Never before has the hyphen in the phrase "comedy-drama" formed such a weak link in a movie. As Ben and Katie Jordan struggle to keep their relationship afloat, The Story Of Us throws the audience from shouty scenes of marital fallout, to straight-to-camera monologues, to what must pass for `the funny bits' - essentially an observational stand-up routine scattered among the cast as a series of one-liners, rather than anything resembling real conversation.
Perhaps Pfeiffer and Willis were seduced by what they thought was the shimmer of Oscar gold glowing between the lines of their set-piece speeches. His tearful scenes are a crying shame, and prove that nothing exists beneath the surface of his trademark impassive style. She works harder, but is prone to over-acting, particularly during an endless final outpouring that's surely the embarrassment of her career.
And director Rob Reiner's got no excuse, either.
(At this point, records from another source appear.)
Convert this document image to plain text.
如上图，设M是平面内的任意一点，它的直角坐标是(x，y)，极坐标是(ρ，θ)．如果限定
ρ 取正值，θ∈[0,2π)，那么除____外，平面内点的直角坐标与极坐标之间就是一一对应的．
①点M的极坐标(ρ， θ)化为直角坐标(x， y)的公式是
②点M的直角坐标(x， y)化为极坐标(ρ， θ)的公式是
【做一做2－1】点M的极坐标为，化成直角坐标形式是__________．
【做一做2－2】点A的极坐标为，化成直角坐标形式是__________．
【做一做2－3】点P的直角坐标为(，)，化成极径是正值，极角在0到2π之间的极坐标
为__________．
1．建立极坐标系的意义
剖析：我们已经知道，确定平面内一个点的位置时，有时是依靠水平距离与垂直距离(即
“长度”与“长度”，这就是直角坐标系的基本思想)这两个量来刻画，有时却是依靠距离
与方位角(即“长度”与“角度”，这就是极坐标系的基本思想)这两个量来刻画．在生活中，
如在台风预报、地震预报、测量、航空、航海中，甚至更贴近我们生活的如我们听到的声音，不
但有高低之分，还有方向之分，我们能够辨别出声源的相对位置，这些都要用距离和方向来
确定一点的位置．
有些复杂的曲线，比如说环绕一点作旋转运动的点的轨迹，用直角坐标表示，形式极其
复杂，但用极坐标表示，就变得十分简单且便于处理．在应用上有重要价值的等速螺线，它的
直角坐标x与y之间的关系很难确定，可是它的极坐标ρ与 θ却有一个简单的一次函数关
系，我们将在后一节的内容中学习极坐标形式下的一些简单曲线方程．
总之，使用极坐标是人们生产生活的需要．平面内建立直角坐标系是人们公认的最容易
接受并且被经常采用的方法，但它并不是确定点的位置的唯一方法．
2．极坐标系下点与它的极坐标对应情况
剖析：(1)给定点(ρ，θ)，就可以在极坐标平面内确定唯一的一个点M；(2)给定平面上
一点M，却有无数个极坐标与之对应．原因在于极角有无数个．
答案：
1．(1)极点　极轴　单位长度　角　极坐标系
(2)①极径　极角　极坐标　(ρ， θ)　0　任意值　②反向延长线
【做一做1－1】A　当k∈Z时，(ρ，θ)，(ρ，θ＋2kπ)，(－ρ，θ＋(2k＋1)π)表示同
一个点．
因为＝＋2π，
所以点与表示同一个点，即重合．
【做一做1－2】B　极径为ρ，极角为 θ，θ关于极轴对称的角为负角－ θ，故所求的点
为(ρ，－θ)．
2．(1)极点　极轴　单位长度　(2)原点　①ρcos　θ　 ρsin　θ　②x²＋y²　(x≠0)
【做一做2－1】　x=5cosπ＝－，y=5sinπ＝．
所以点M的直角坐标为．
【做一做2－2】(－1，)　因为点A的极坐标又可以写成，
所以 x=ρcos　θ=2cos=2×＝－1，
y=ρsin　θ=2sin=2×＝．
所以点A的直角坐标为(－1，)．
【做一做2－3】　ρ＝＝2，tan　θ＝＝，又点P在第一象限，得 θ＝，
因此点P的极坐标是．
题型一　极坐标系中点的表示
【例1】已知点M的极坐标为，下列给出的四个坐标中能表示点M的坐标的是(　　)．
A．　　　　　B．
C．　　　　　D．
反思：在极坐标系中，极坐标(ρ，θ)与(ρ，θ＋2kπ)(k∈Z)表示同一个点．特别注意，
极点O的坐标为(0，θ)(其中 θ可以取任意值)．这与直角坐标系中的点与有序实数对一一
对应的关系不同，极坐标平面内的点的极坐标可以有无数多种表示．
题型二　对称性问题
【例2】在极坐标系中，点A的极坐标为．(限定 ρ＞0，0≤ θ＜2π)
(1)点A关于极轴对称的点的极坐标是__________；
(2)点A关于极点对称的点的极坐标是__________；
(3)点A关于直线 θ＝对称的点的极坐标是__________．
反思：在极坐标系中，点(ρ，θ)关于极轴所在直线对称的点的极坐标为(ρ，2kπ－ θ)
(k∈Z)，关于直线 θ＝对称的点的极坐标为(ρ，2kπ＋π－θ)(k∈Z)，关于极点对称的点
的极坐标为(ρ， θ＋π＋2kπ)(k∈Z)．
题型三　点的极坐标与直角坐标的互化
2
Right up until the early `90s, he happily skipped between styles, with rock spoof This Is Spinal Tap, coming-of-age drama Stand By Me, fantasy adventure The Princess Bride, romantic comedy When Harry Met Sally and the psychological horror of Misery. Now, however, he's unable to find a workable mix of tones within a single film.
The point of The Story Of Us is that it's not just one event but a whole collection of moments which binds people together. But this doesn't excuse the film's patchy construction. At one stage there might have been a script that contained something of genuine substance, because, like a good boxing movie, it's the fight scenes which ring true. But actor indulgence overwhelms every moment of insight, and so we never get a sense of who these characters are - it's just Bruce and Michelle adding to the `serious' side of their CVs. Less The Story Of Us, more The Story Of Me, Me, Me.